The patterned brass shade on the Column table lamp creates a visually intriguing moiré effect. In this design, Amanda Taarup Betz uses metal and etching to transfer her paper filigree patterns to a more stable medium without losing their delicate character. The inspiration for the lamp came in part from historical styles, including Louis XIV’s Versailles Palace, the rococo era and the Alhambra fortress in Andalusia, whose lavish and exuberant expression and intricate detailing stand in stark contrast to today’s emphasis on the strictly functional. Aiming for a more meditative feel, Amanda Taarup Betz uses ornamentation and patterns to spark an emotional response and invite pause and reflection.
Order here: www.amandabetz.com
b. 1975, Danish architect MAA
Amanda Betz graduated as an architect in 2005 after studies at the Royal Danish Academy of Fine Arts, School of Architecture and The Experimental Studio, Dept. 8. She has received numerous grants, including a grant from Esther & Jep Finks Mindelegat in 2015 for an exhibition at Galleri Superobjekt in Copenhagen and several grants from the Danish Arts Foundation, most recently in 2015. In 2005 she was awarded the VOLA prize for best graduation project from the Royal Danish Academy of Fine Arts, School of Architecture. She has exhibited widely, including ‘Lys_Objekt’ at Galleri Superobjekt in Copenhagen in 2015 and ‘Crafting Space’ at DAC, Danish Architecture Centre and ‘Lake of Fire’ at Den Frie Centre of Contemporary Art, both in 2011. Her lampshade ’Shayk’ for Artecnica Inc. is on sale in the MoMA shop in New York and featured on the cover of the shop catalogue in April 2015. Her pendant lamp ‘Cassiopeia’ is in production by the Danish lamp maker Le Klint.

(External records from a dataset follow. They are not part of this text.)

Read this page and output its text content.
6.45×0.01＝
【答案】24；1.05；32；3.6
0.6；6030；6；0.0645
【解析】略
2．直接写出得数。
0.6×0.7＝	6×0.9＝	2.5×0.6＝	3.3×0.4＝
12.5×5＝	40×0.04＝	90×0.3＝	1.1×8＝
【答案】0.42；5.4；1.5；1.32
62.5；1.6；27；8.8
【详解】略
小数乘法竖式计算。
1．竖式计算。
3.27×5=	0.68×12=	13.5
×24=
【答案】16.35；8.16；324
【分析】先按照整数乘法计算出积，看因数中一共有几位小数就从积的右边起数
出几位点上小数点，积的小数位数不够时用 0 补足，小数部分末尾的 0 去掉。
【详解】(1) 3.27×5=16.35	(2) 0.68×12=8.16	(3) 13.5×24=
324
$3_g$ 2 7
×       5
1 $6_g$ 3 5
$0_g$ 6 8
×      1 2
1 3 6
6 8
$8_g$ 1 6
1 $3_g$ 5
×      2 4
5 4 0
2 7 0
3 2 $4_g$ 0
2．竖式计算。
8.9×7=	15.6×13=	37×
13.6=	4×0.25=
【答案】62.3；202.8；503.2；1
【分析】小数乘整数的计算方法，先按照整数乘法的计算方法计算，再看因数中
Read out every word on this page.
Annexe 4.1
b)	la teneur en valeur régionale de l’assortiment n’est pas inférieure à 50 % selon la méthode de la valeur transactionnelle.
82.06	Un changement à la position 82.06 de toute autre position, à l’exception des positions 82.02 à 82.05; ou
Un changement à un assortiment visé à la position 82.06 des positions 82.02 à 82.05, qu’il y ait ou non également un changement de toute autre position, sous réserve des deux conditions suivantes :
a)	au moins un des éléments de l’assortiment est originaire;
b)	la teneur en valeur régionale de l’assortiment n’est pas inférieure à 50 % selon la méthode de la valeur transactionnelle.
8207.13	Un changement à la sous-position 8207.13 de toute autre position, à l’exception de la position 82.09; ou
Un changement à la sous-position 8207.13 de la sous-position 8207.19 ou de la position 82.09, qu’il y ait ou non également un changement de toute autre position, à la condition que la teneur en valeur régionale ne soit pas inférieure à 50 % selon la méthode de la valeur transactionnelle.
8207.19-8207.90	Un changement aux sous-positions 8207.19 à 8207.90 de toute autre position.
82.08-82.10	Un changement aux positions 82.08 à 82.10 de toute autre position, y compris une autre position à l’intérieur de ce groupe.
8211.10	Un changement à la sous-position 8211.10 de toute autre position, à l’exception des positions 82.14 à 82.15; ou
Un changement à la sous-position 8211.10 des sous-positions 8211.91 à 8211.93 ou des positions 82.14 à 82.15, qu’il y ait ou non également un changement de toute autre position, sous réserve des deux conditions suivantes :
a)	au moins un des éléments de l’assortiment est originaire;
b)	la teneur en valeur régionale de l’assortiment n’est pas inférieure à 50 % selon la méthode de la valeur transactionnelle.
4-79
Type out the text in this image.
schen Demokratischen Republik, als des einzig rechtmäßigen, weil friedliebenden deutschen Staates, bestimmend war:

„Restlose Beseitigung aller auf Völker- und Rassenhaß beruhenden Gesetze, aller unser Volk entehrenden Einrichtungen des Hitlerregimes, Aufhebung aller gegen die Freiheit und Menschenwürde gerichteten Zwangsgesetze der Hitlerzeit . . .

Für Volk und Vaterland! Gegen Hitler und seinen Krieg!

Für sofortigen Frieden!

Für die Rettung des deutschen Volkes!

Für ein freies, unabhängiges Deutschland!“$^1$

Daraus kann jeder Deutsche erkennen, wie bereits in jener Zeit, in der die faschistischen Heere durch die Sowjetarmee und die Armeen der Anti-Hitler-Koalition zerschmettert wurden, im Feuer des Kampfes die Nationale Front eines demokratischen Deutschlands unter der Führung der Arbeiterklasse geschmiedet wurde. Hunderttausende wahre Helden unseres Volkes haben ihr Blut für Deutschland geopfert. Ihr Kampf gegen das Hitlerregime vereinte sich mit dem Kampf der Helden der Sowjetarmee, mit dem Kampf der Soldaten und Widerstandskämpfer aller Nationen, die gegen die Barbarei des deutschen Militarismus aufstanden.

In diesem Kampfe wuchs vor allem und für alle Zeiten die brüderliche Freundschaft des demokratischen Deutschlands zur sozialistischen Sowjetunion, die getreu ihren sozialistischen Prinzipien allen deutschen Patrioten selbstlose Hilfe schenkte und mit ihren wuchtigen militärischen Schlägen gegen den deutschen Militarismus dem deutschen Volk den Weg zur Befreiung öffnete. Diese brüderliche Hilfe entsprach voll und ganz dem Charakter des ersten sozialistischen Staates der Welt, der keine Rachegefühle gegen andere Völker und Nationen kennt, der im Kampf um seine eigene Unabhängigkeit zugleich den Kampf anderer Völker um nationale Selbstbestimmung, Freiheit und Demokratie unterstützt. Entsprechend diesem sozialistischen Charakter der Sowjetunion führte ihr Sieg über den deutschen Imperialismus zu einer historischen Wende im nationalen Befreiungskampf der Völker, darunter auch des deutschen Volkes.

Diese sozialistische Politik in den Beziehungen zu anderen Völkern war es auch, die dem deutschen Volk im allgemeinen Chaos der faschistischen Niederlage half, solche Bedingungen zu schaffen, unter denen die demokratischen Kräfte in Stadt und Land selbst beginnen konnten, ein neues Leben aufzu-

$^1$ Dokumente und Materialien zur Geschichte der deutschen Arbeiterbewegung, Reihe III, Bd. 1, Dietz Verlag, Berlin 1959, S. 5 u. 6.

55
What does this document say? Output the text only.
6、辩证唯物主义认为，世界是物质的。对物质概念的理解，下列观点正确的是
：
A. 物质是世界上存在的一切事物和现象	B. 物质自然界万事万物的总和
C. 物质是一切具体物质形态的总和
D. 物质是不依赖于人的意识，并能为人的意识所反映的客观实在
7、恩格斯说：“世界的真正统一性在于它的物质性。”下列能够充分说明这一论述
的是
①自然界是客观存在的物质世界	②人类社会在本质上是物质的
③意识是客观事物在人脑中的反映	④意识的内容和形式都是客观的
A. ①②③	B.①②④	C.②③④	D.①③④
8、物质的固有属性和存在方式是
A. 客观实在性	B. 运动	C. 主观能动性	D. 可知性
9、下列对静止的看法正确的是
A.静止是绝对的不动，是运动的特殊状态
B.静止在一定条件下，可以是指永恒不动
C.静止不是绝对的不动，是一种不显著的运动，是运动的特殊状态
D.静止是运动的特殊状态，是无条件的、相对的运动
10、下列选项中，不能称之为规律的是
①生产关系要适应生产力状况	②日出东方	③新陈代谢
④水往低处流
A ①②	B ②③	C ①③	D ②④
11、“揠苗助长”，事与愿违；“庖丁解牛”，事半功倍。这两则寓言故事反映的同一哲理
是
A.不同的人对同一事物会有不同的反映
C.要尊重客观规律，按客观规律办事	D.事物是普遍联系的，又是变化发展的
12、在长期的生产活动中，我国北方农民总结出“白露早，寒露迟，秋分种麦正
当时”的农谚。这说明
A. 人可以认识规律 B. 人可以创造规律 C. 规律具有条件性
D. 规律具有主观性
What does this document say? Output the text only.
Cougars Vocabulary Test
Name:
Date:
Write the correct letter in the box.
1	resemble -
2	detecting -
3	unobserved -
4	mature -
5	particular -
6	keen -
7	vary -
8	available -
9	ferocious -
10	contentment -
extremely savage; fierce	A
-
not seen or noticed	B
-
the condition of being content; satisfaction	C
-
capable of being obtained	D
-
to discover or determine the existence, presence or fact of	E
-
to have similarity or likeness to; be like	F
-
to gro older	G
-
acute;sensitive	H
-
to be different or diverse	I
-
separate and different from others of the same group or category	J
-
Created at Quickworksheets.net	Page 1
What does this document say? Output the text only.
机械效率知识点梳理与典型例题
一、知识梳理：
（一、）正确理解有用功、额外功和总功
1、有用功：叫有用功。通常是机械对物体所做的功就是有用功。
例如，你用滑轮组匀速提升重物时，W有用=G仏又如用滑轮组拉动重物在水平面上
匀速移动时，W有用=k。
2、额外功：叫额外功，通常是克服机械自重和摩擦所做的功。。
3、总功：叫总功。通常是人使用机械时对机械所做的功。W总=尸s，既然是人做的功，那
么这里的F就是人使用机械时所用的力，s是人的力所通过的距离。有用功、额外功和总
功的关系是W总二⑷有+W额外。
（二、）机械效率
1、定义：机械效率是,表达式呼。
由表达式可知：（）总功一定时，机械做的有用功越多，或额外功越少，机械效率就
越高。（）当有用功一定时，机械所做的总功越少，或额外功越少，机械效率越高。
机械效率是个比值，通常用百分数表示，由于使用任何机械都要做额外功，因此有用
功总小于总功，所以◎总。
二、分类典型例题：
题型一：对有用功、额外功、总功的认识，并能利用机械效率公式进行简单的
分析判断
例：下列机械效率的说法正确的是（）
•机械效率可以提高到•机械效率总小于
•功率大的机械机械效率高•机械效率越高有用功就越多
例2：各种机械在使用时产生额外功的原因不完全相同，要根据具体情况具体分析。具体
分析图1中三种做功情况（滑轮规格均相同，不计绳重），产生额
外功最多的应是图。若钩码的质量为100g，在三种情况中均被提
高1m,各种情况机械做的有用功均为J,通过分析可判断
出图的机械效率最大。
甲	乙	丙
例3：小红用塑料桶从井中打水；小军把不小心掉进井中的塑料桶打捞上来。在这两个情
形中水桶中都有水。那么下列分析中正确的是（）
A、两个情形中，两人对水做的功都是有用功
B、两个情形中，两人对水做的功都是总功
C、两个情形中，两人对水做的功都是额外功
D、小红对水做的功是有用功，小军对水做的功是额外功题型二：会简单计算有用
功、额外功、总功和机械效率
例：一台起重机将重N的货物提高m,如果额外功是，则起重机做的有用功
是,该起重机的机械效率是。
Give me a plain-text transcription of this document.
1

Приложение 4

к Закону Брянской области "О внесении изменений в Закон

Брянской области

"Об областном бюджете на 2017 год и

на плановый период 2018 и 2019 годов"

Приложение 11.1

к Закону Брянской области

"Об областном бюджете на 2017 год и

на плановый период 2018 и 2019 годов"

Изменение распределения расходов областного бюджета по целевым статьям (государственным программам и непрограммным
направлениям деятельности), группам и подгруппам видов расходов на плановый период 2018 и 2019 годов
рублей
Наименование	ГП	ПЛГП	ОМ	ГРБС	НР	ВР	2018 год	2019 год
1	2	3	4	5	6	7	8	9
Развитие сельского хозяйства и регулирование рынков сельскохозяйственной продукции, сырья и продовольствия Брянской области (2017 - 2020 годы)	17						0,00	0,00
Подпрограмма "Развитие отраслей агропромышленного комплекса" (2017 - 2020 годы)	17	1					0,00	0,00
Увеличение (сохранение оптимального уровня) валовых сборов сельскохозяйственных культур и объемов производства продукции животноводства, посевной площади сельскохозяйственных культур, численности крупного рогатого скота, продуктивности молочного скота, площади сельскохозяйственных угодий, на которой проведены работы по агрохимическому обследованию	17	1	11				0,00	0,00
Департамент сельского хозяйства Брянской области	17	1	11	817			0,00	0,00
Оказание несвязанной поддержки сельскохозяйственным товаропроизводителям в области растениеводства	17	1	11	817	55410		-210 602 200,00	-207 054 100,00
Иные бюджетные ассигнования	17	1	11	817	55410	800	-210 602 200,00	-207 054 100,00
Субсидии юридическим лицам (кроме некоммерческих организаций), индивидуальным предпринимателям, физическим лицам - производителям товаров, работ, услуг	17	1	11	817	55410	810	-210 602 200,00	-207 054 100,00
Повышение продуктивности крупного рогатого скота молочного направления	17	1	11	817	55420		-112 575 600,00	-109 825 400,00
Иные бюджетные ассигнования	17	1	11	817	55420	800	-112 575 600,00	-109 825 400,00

Amanda Betz’s creative process typically begins with paper that she folds, cuts and prints and with classic pencil sketches. Later, these paper sketches or prototypes are then translated to sturdier materials. She is particularly interested in the use of patterns, which she always approaches from a three-dimensional perspective. Her patterns never remain two-dimensional but take on a spatial character that turns the pattern into a three-dimensional object rather than mere surface ornamentation. She enjoys pushing the boundaries of her materials, especially paper, to achieve new experimental shapes. These early stages are often reflected in products that maintain some of the delicate and fragile expression of the initial paper drafts. The inspiration for her products often springs from the visual effects of patterns, light and shadow combined with studies of architecture and design history.